Campaigning against the far-right today

The immediate aims of the campaign:

1. Halt the growth of the BNP and prevent them from building new bases.

2. Answer the lies spread by the BNP & help to reduce the influence of the racist ideas and prejudices that the BNP reinforce.

3. Expose the cynical betrayals of New Labour (Tory policies of cuts and privatisation), as well as the divide & rule tactics New Labour and the rest of the establishment use.

4. Build positive community and trade union campaigns for better resources and local services for all, in a way that can help unite local communities.

5. Encourage trade unions, the left, & genuine local community campaigns to stand credible candidates in elections, providing a positive alternative to the pro-big business policies of the main parties & the lies of the BNP.

 

Methods of campaigning:

A mass campaign of education

This should aim to expose the BNP's real nature and convince the majority of people in each local area that:

  • the BNP have no answers to their problems;

  • the BNP are a threat that they need to actively campaign against.

It is important to expose the neo-Nazi ideas and history of the BNP. However, it would be a real mistake to stop there. Anti-BNP material, if it is to be effective, must concentrate on the threat that the BNP pose today rather than constant repetitions of (for example) Nazi atrocities carried out in Germany over 50 years ago.

Today the BNP present themselves as anti-cuts, anti-privatisation, anti-war, as for workers' rights and against trade union bureaucrats on huge salaries. More than ever before, the BNP are trying to steal the arguments of the left in order to attract support.

The BNP's attempt to sell themselves as radicals, and their lack of any real alternative to the policies of the main parties, must be exposed. Their criticisms of mainstream politicians, job losses, cuts, privatisation and corruption often strike a chord with many people. But they are incapable of really fighting to change anything for the better. This must be exposed with local examples of how the BNP have failed to live up to even their own rhetoric on issues like privatisation, cuts and workers' rights.

Campaign for a positive alternative

Just attacking the BNP and their actions won't stop people from voting for them or supporting them. We have to show that the campaign against the BNP has a better alternative to the dead-end of hatred and despair that they offer.

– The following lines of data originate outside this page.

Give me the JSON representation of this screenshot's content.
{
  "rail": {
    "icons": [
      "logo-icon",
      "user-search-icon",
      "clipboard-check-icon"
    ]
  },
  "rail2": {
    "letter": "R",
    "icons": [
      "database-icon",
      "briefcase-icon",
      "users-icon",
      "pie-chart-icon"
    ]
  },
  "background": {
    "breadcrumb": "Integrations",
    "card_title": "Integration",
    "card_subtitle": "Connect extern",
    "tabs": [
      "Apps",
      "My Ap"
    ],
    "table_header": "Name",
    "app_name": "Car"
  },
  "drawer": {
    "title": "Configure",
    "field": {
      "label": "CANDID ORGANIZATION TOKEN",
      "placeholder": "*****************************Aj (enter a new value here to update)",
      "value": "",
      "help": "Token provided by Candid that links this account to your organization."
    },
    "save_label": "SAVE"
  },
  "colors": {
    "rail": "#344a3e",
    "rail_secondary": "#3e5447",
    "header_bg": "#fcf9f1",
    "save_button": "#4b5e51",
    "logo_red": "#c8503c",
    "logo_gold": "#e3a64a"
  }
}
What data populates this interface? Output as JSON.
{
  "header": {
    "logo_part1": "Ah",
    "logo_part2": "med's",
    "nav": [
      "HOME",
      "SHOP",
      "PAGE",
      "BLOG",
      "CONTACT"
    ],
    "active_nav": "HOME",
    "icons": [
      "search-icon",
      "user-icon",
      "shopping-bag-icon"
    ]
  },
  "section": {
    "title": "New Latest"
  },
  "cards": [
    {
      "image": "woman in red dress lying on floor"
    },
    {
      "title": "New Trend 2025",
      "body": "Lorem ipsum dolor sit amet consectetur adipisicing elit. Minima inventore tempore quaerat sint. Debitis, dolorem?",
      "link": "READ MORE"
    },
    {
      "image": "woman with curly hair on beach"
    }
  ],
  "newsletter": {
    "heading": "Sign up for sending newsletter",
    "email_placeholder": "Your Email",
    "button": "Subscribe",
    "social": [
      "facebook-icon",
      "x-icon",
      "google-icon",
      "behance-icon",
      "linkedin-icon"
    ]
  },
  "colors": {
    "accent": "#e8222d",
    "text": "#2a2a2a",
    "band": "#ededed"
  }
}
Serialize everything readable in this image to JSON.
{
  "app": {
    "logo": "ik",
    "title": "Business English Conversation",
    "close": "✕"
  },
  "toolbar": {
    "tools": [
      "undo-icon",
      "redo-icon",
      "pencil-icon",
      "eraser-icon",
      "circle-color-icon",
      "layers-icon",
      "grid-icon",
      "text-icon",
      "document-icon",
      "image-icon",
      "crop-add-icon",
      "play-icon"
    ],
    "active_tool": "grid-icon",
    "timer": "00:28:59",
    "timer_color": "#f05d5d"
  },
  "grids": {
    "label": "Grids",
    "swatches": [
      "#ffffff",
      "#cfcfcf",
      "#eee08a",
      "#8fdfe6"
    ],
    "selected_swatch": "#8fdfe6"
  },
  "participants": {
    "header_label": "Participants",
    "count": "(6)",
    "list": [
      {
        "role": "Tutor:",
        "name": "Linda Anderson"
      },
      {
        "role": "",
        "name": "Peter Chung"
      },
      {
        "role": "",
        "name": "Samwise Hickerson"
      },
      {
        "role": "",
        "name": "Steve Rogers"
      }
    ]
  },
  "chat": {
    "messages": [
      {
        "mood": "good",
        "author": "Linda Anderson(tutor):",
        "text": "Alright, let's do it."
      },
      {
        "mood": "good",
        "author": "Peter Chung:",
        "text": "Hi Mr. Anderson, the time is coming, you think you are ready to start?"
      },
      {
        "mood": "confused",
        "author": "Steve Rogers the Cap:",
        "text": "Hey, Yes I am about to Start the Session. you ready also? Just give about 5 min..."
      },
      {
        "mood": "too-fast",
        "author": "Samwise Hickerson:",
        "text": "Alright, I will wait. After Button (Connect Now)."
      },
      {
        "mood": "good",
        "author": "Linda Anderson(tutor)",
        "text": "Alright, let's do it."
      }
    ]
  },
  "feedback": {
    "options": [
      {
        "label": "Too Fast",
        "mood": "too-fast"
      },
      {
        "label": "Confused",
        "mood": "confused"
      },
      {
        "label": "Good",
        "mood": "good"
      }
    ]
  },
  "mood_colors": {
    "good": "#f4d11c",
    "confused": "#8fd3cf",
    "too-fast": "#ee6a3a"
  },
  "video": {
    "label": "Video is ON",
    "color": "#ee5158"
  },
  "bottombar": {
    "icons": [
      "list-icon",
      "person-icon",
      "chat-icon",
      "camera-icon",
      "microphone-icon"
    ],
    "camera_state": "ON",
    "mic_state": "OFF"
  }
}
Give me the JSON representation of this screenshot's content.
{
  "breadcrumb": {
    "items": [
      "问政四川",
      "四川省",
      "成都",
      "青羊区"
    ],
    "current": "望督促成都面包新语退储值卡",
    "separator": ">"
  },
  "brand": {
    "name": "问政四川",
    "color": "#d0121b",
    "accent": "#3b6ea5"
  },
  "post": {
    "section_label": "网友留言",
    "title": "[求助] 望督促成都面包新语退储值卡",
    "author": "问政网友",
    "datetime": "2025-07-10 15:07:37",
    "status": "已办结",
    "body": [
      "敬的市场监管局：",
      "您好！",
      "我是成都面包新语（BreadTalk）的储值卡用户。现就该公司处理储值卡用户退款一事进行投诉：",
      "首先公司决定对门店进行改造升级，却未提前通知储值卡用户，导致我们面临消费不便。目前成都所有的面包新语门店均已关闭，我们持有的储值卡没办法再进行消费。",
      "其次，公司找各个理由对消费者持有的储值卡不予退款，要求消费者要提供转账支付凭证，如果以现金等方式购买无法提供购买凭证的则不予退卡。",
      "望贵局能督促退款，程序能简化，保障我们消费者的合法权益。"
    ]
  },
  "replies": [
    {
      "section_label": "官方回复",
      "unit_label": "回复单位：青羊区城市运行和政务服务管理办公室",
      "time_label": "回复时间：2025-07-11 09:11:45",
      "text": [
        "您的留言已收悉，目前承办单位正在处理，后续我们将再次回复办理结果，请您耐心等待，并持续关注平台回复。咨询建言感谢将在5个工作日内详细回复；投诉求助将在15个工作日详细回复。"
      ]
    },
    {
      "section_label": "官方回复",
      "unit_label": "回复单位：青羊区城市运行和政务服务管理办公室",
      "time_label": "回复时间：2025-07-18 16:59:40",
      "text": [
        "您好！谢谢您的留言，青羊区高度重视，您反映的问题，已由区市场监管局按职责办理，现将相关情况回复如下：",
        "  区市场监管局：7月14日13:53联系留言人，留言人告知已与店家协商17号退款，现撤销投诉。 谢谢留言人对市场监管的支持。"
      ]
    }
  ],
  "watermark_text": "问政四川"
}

We must link opposition to the BNP to positive campaigns for 'jobs, homes & services, not racism', including taking up local issues like campaigns for more and better youth clubs etc. This will help to build credibility for the campaign against the BNP at the same time as providing a positive pole of attraction to pull the BNP's loosest supporters away from their influence.

Mass action

Protests and demonstrations are an essential way of isolating and marginalising the BNP, demoralising their activists and supporters, and of giving confidence to people to publicly oppose them.

Any demonstrations must be well-organised and -stewarded to ensure that people can be confident that the organisers take protecting their safety seriously. This is particularly important in areas where the police have consistently attacked anti-racist events while protecting the far-right, and/or where the BNP has a relatively large base.

Where there is a need, local community defence campaigns against racist and neo-Nazi violence should be built. These must be democratically run so that they involve the maximum number of people and are genuinely accountable to the local community.

All protests and demonstrations must also be organised and built for in the local communities where they are to take place. Bringing in large numbers of supporters from outside the area where the protest is happening, without building a solid base of support and a turn-out from the local area, is counter-productive - in the long run this tactic tends to push a section of people in the area towards the BNP rather than win them away from it.